Hace más de 20 años que mi papá trabaja en El Cerrejón, la empresa que me “ayudó” a pagar la maestría en una prestigiosa universidad privada (así dice mi papa, y no es tan fácil discutir esto con él). No es fácil hablar de esto con nadie, no es fácil entender cómo “los tales privilegios” de unos pueden convertirse en desventajas para los otros. Muchas personas no están preparadas para entender estas cosas sobre sus propias vidas, o no les interesa saber nada de esto. Quizás es mejor no poner en jaque la existencia. Tal vez exagero, tal vez muchos saben lucidamente lo que hacen y lo que son y, sin embargo, nada desvía su accionar.

Hace un año fui a la Media Guajira a trabajar como nutricionista en un proyecto financiado por cooperación internacional, el cual buscaba mitigar la desnutrición, la inseguridad alimentaria y el cambio climático (con enfoque de género, diferencial, territorial y todo eso que ahora está muy de moda y que financian mucho… no podemos quejarnos las nutricionistas que nos dedicamos a esto pues tenemos muuuuucho trabajo para un buen rato). Es agobiante organizar estas palabras aquí y tratar de decir las cosas de otro modo. El Cerrejón, la misma empresa que me “ayudó” a “ser alguien” en la vida, aparece en las historias de desnutrición y muerte de muchos guajiros (niños y adultos) que se resisten a la violencia ecocida que desde la década de los 70s pervive como parte de las políticas desarrollistas (minero-extractivistas), políticas gestionadas por funcionarios públicos que se educa(ro)n y trabaja(ro)n en el centro del país.

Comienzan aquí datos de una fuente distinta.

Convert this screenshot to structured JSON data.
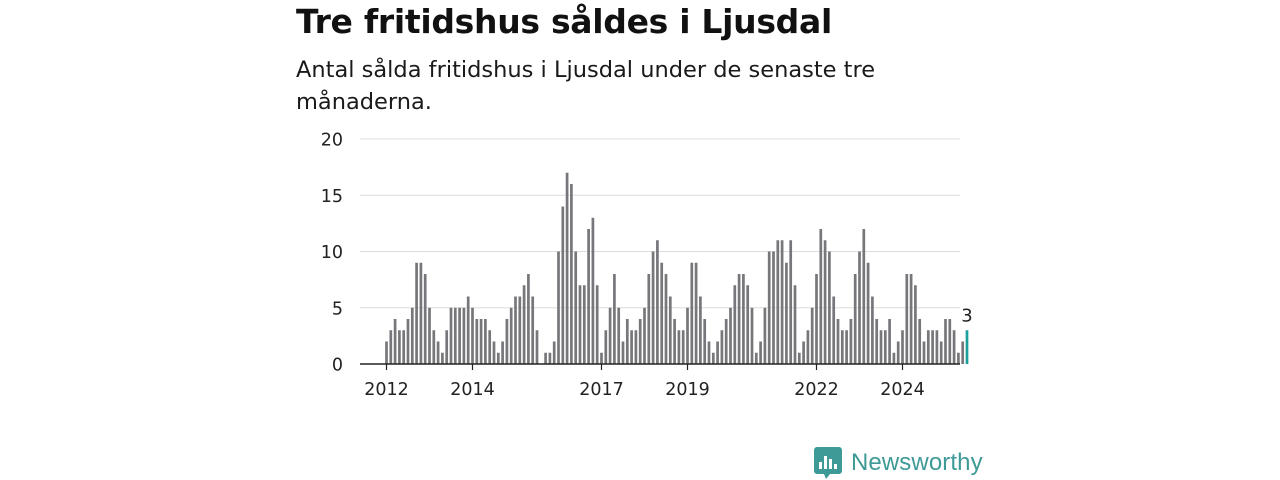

Quiero volver pronto a La Guajira para re-encontrarme con la gente que conocí en ese entonces, con la gente de Tomarrazón y con el “Río Camarones” en donde aún se puede jugar y hacer un sancocho. Quiero volver a La Guajira para estar con aquellos que saben que las ciudades no son viables para reproducir la vida, sino el capital. Las ciudades están (des)organizadas espacialmente para que seamos menos autónomos a la hora de alimentarnos, para que no podamos vivir sin el dinero, sin consumir, para que tengamos que comprarlo todo. Quiero volver a La Guajira a vivir “mi tiempo”, no los tiempos del capital. No sé muy bien que voy a hacer, pero cada día que paso como funcionaria pública w me convenzo más de lo que NO quiero ser. Quiero volver a La Guajira para amasar las arepas del desayuno, para ir a ver si la puerca parió, para echarles maíz a las gallinas, para hacer cosas más auténticas, reales y dignas.